Han Migration to Xinjiang Uyghur Autonomous Region: Between State Schemes and Migrants’ Strategies

Agnieszka Joniak-Lüth, “Han Migration to Xinjiang Uyghur Autonomous Region: Between State Schemes and Migrants’ Strategies,” Zeitschrift für Ethnologie 138, no. 2 (2013): 155-174


Joniak-Lüth traces how the influx of Han labourers over the last few decades has produced spaces in Xinjiang where these migrants interact very little with the region’s indigenous groups. Furthermore, she argues that this long-term process has generated a diverse array of identities among Han migrants, with some identifying more with Xinjiang than their place of origin.
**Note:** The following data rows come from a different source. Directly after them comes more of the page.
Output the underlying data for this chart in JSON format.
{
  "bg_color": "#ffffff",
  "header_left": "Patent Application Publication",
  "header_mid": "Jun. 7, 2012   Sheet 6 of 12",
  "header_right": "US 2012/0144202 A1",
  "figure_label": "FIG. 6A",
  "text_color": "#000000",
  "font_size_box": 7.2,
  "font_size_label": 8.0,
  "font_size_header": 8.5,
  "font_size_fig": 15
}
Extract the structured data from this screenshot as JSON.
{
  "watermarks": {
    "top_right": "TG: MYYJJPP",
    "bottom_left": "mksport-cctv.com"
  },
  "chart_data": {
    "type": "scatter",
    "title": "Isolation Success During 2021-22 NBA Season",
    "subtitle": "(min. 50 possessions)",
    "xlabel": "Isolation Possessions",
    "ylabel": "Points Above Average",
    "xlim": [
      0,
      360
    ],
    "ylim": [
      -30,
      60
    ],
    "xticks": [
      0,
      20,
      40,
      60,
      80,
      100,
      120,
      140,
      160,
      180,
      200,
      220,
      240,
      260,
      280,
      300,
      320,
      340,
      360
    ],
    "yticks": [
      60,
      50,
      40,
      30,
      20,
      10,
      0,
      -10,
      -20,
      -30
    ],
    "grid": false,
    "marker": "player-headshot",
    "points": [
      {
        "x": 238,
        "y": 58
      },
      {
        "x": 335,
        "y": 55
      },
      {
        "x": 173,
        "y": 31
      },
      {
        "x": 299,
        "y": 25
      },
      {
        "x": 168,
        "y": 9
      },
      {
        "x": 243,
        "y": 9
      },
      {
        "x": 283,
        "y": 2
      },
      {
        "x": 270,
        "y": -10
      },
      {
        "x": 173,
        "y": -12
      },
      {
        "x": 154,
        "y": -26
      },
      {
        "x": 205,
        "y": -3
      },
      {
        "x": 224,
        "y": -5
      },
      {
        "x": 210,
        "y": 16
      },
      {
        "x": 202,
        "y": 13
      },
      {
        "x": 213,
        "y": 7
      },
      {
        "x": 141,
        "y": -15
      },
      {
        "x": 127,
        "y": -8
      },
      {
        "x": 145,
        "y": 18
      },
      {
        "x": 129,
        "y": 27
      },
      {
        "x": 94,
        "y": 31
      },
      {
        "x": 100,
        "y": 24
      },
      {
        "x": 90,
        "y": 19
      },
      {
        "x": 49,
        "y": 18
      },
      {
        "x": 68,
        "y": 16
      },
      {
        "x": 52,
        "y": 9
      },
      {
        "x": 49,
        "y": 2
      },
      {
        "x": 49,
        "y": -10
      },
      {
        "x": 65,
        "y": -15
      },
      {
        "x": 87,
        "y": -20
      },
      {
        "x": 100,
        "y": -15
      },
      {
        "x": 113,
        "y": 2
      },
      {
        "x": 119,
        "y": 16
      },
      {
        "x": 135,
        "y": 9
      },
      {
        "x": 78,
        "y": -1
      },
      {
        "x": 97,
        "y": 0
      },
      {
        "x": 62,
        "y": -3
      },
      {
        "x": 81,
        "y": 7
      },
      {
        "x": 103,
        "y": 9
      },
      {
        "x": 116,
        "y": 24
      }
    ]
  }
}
Post-1949 Han migration to the Xinjiang Uyghur Autonomous Region in northwest China is a hotly debated issue among Xinjiang scholars as well as among the population of the region itself. While it is often discussed as a large-scale historical process using statistical data, in this article I argue for a more differentiated view of Han migrants. I demonstrate that in the popular discourse, migrants are distinguished into numerous categories like Bingtuaners, Profit-Driven Migrants, Border Supporters, Qualified Personnel, Educated Youth and others. Accordingly, I argue that Han migrants to Xinjiang should not be understood as a homogeneous category of participants in a singular state project intended to establish state control over the region. High return rates demonstrate that state attempts to make Han migrants settle in Xinjiang are only partly successful and that migrants follow their own strategies when the situation permits, rather than fulfill the government’s plans. Individuals who have migrated since the 1980s are especially careful in their assessment of the economic incentives of settlement and many decide to remain mobile.